Senator Ed Murray had a roadmap to win equality in Washington. It would take years, and for much of that time, nobody believed he could do it.
That’s because a key ingredient of his plan was time and patience. Rather than pushing for full marriage, Ed wanted to take a slow-motion approach, gradually educating legislators about marriage over the course of years before putting a marriage bill in front of them.
Impatient allies didn’t see the point. But Ed’s strategy was vindicated one day in 2012 when he was sitting in his office with his partner Michael, both of them collecting themselves after an emotional testimony about why their long relationship deserved equal treatment under the law. In walked Mary Margaret Haugen, a longtime legislator with a conservative district. She had voted against marriage equality in the past, but today, she told them, she had changed her mind. It was simply the right thing to do, she realized, even though it meant she would probably lose her seat.
That’s when it was clear that the tide had turned.

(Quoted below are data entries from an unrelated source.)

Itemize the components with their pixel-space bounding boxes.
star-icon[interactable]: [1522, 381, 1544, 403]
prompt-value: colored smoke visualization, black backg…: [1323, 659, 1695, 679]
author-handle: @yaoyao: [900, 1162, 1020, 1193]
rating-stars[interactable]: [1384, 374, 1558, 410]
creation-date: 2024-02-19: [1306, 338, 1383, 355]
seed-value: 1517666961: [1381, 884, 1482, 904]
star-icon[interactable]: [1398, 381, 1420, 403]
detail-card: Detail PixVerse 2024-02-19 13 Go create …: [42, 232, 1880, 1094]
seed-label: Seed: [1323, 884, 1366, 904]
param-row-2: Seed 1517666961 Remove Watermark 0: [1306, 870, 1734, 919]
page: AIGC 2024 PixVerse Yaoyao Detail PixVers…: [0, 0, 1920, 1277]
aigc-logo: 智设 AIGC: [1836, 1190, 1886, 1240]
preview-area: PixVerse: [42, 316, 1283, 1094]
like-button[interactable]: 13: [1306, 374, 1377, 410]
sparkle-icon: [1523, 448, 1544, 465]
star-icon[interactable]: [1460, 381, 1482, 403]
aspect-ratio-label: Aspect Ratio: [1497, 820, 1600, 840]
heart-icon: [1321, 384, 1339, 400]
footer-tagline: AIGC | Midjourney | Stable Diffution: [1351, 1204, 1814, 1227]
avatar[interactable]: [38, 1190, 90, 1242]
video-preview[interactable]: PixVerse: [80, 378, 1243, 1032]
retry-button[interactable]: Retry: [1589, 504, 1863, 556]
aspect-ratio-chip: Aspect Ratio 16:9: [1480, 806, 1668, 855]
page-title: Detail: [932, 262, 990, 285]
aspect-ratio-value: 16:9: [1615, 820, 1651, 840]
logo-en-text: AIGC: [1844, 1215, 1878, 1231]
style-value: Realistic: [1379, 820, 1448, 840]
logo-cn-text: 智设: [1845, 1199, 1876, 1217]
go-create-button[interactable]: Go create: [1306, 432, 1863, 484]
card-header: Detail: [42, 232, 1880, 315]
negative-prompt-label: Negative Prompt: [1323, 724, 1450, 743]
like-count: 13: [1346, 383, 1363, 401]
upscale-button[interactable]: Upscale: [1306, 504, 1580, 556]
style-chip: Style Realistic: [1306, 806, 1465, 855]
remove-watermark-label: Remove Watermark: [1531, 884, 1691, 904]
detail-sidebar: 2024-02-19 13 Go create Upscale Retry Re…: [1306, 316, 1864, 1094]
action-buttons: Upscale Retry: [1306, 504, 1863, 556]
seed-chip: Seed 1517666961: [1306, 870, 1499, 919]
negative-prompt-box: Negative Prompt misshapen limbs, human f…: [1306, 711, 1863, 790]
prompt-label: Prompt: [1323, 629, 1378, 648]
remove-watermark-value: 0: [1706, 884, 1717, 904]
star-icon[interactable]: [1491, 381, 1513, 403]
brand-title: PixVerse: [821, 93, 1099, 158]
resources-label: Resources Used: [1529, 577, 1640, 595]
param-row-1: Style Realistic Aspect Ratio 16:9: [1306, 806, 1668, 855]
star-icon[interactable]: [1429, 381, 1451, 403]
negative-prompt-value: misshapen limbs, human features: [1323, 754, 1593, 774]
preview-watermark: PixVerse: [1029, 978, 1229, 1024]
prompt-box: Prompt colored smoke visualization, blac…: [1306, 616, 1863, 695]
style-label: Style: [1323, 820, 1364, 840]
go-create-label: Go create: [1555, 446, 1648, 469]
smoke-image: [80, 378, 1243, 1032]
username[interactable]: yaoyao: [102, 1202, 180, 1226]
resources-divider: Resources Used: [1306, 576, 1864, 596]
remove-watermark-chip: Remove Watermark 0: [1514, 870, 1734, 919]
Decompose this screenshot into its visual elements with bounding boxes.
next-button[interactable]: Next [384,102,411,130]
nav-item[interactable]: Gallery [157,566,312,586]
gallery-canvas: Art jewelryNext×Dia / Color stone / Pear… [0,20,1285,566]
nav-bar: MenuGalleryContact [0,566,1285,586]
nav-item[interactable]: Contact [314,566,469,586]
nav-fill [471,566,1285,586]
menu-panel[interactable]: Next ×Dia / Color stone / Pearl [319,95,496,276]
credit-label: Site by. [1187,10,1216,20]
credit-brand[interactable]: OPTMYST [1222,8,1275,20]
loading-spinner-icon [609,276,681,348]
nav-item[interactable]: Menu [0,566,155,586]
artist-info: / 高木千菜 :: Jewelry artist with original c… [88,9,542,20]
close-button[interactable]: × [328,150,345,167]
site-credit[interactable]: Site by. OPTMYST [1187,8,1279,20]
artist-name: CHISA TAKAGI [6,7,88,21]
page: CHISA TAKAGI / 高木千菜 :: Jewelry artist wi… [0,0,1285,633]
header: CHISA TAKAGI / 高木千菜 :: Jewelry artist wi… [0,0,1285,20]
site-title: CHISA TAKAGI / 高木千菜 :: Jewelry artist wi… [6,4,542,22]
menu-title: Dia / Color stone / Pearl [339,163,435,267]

People who would never have supported the freedom to marry before now found themselves switching sides, even if it came at a great cost.
“We have been on a long journey,” Governor Christine Gregoire said. After years of work, she said, the marriage bill was “the final step. It is the right step. We have finally said yes to marriage equality.”
But it wasn’t the final step after all. Instantly, anti-gay groups began gathering signatures to put their definition of marriage on the ballot that November. Winning over the conscience of the legislature was a multi-decade effort; now, Ed had eleven months to win over the conscience of the whole state.